Scantist: SARIF demonstrated a 36.1% accuracy improvement over previous techniques. What contributed to this gain in accuracy?
Zhang Yiran: SARIF’s improved accuracy stems from its fine-grained analysis and multi-source fusion. By dynamically balancing dependencies, code text, and folder structure, SARIF gains a comprehensive view of system architecture. SARIF’s advanced techniques, such as community detection and topic modeling, allow it to precisely cluster system components. Additionally, the tool adapts to each project, ensuring that the most relevant information is weighted accordingly. This method consistently outperformed other state-of-the-art tools across multiple software projects, leading to SARIF’s 36.1% increase in architecture recovery accuracy.
Scantist: How did the three types of information (dependencies, code text, and folder structure) contribute to SARIF’s architecture recovery, and how did dynamic weighting impact the results?
Zhang Yiran: Dependencies provided critical structural insights into software architecture, while code text added semantic information, particularly in projects with strong naming conventions. Folder structure contributed when project organization was logical, though its usefulness varied. SARIF’s dynamic weighting system ensured the most relevant information was prioritized for each project. In cases like Bash, folder structure played a significant role, whereas in Libxml2, textual information was more important. This adaptability allowed SARIF to balance the sources, leading to more accurate recovery results across diverse projects.
Scantist: What were some of the biggest challenges you encountered during SARIF’s development, and how did you address them?
Zhang Yiran: Balancing the level of granularity in architecture recovery was a significant challenge. Different projects require varying levels of detail, so SARIF’s community detection algorithm was designed to allow flexible granularity. Scalability was another issue, particularly for large systems like Chromium. We optimized SARIF’s underlying algorithms to handle these datasets efficiently. Additionally, generalizing SARIF across different programming languages required extensive testing and fine-tuning, ensuring that the tool’s information fusion and dynamic weighting system would work across a range of software environments.
Scantist: How well does SARIF generalize across different software ecosystems, and what are its potential applications in industry?

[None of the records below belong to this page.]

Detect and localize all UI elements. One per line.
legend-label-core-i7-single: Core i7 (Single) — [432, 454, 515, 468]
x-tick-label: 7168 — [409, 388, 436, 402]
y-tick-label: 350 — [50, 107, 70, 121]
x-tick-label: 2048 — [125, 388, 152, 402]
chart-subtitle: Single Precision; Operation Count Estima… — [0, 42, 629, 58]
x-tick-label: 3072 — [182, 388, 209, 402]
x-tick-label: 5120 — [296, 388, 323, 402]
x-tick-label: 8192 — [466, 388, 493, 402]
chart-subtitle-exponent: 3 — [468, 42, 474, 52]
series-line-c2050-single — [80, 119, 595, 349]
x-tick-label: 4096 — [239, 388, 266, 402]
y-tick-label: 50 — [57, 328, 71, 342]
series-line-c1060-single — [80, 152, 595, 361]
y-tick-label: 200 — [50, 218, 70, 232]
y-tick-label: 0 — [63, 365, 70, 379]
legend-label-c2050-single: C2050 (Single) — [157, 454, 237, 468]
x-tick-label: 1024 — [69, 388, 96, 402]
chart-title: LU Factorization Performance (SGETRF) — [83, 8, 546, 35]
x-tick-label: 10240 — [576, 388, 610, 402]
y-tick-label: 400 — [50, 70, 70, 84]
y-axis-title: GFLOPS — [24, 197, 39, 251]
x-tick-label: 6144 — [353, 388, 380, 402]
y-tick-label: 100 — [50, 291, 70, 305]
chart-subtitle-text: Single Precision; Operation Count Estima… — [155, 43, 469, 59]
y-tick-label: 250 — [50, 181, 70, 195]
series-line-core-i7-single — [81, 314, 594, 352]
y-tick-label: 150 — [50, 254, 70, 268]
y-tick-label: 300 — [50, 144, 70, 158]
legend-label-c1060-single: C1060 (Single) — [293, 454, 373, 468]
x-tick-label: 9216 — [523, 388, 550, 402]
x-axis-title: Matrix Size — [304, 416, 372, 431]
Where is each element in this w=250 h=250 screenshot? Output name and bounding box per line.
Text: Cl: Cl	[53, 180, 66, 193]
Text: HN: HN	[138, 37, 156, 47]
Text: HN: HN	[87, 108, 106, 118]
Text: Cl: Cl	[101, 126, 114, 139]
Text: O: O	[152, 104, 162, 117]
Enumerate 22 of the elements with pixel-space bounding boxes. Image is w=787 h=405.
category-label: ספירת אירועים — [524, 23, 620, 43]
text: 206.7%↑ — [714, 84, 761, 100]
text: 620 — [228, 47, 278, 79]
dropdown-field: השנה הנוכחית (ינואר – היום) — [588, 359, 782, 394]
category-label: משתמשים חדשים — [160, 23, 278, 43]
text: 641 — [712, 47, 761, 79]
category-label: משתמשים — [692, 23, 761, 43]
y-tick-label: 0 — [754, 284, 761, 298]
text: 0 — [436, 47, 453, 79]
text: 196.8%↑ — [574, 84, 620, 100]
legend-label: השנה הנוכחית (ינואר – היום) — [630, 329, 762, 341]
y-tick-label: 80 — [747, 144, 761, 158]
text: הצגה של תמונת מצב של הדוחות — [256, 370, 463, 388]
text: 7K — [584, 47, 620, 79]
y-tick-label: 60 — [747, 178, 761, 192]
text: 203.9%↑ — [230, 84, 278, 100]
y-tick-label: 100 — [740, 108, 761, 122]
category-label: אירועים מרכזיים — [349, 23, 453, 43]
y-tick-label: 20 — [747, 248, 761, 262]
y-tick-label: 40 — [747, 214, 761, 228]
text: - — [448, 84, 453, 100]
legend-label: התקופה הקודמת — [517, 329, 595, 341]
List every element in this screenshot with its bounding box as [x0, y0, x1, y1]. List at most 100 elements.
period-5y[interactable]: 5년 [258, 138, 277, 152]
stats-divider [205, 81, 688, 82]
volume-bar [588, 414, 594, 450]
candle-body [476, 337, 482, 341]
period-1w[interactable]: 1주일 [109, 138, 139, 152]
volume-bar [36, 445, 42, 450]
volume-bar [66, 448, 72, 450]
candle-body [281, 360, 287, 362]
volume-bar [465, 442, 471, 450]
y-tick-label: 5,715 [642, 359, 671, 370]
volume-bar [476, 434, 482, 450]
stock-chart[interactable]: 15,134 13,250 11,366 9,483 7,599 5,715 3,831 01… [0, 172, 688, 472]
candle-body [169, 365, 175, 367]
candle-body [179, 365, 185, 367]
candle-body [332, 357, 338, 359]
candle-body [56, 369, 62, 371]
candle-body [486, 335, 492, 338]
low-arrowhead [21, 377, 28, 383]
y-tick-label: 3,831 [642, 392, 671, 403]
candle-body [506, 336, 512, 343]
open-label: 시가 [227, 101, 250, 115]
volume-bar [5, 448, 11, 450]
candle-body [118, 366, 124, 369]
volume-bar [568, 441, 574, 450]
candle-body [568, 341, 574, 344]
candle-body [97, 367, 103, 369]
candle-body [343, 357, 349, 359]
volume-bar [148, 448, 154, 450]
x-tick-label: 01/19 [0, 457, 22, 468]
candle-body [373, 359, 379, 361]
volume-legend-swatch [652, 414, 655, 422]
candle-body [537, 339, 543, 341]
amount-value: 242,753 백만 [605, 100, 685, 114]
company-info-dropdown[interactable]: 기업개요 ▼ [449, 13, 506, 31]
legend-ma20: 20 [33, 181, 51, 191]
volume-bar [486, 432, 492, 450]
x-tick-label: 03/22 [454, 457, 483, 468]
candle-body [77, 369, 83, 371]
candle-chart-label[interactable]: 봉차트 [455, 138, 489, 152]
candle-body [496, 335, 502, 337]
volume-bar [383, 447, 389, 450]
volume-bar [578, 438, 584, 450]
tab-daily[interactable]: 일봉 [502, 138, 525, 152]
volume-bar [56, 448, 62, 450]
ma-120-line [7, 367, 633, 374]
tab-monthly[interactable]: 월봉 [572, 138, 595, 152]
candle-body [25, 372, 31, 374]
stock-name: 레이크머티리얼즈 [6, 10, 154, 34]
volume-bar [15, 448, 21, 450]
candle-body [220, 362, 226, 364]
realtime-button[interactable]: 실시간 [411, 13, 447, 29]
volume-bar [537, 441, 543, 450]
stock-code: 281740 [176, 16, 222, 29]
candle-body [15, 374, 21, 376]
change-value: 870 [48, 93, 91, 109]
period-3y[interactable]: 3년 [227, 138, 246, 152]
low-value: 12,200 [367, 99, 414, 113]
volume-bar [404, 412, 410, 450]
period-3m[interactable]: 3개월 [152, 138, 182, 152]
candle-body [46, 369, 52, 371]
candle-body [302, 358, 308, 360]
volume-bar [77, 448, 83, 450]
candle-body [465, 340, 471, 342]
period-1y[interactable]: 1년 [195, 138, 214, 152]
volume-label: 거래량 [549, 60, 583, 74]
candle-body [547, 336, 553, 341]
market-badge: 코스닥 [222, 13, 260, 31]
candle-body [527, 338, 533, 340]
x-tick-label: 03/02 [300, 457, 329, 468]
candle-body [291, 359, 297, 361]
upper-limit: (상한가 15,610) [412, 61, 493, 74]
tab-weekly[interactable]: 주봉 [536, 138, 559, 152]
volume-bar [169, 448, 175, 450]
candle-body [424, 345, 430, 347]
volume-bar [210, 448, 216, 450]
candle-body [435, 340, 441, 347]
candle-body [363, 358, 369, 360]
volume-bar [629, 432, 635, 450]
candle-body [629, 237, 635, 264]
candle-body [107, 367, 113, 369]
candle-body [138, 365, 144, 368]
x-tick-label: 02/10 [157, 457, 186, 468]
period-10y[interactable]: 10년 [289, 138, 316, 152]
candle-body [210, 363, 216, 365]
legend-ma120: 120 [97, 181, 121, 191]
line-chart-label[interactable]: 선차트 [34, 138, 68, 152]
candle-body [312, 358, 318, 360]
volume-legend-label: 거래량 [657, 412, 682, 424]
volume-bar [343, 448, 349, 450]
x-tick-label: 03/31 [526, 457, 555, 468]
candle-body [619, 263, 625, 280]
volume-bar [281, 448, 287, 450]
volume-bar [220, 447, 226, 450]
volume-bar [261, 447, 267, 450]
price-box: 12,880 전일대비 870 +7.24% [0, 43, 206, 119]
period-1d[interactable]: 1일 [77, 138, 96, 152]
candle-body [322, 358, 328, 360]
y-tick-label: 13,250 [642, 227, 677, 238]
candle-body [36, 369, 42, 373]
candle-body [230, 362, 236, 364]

Zhang Yiran: SARIF was tested on 900 GitHub projects and demonstrated generalizability across various ecosystems, including C, C++, and Java. In industry, SARIF could be applied in reverse engineering, software maintenance, and security audits, where accurate system architecture recovery is essential. Its adaptability to different types of projects and programming languages makes it a versatile tool for real-world applications. The tool’s automated and comprehensive recovery of architecture can help streamline maintenance and system understanding, reducing the effort required for manual intervention.
Scantist: Looking ahead, how do you see SARIF evolving, and what are some potential improvements you would like to make?
Zhang Yiran: We aim to expand SARIF’s support for additional programming languages and frameworks to increase its applicability. Refining metrics like ARI and a2aad j is another priority, enhancing their ability to capture architecture recovery nuances. Additionally, improving SARIF’s performance on large-scale systems, such as those with millions of lines of code, is a key goal. We also plan to integrate SARIF with existing development tools like IDEs and CI/CD pipelines, making architecture recovery a more seamless part of the development workflow, and improving SARIF’s user interface for non-experts.